La politique budgétaire en est un bon exemple. Les faits ont changé, à double titre, et de façon significative. Premièrement, les États souverains font face à des coûts d’emprunt exceptionnellement faibles. À la fin octobre, le rendement annuel des emprunts d’État émis par la France, pays dont la dette publique approche les 100 % du PIB, était de 0,5 % pour les obligations à dix ans et de 1,6 % pour les obligations à cinquante ans. L’Italie et l’Espagne, qui l’une comme l’autre se heurtaient voici cinq ans à la méfiance des investisseurs, sont elles aussi parvenues à se financer sur les marchés par des obligations à cinquante ans. Tant que dure cette forte demande pour les titres de dette des États (les économistes débattent de la durée de cette conjoncture), elle offre des opportunités de financement sans précédent pour l’investissement public.

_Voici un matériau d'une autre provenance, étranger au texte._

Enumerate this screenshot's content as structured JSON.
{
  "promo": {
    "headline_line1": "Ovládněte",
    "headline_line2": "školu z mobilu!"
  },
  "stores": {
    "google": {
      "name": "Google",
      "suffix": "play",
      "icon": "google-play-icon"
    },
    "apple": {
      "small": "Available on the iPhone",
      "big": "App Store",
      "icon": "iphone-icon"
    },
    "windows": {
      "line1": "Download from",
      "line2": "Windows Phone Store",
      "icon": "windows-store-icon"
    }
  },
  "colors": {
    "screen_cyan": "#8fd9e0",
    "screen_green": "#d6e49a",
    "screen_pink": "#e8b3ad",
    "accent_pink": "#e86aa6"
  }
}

L’écart entre le taux de croissance du PIB nominal et le taux d’intérêt est un indicateur déterminant pour savoir s’il faut emprunter : lorsque le premier est supérieur au second, la dette peut être facilement remboursée, car le revenu nominal augmente plus vite que la charge d’intérêts. À l’aune (plutôt médiocre) du passé récent, il est difficile d’imaginer que le PIB nominal de la France augmentera de moins de 0,5 % par an cours des dix prochaines années : de 2005 à 2015, son taux de croissance nominal moyen a en effet été de 2,1 %. La faiblesse des taux d’intérêt représente donc une chance à ne pas laisser passer.
Mais les faits ont aussi changé à un second titre : la croissance déçoit. Dans ses dernières Perspectives de l’économie mondiale, le Fonds monétaire international note que malgré la chute des prix du pétrole et malgré des conditions monétaires favorables, la progression de la production et de l’investissement dans les pays avancés a, au cours des deux années passées, été régulièrement inférieure aux attentes. Les perspectives pour la zone euro sont particulièrement peu enthousiasmantes : le FMI prévoit un ralentissement de la croissance du PIB, qui devrait passer de 2 % en 2015 à 1,7 % en 2016 et à 1,5 % en 2017.
Alors que le programme de rachat d’actifs de la Banque centrale européenne approche de ses limites, une relance budgétaire axée sur l’investissement pourrait renverser cette tendance à la morosité. Elle contribuerait aussi à enrayer la chute des investissements publics survenue dans différents pays en raison de l’austérité budgétaire de ces dernières années.
Pourtant, si les faits ont changé, les esprits n’ont guère évolué. Dans l’ensemble, les gouvernements se servent des gains réalisés grâce aux faibles taux d’intérêt pour dépenser un peu plus ou pour réduire les impôts, plutôt que pour engager d’ambitieux programmes d’investissements. Le FMI prévoit que le solde budgétaire structurel des pays de la zone euro sera en 2017 à peu près au même au même niveau qu’en 2014. Il en va de même pour les États-Unis. Certains pays comme le Royaume-Uni sont encore dans une phase de contraction budgétaire. L’Italie est dans une phase expansionniste, mais elle est en butte aux critiques de l’Union européenne pour son non-respect des engagements souscrits au titre du Pacte de stabilité et de croissance (PSC). En définitive, aucune tendance globale ne se dessine, dans l’une ou l’autre direction.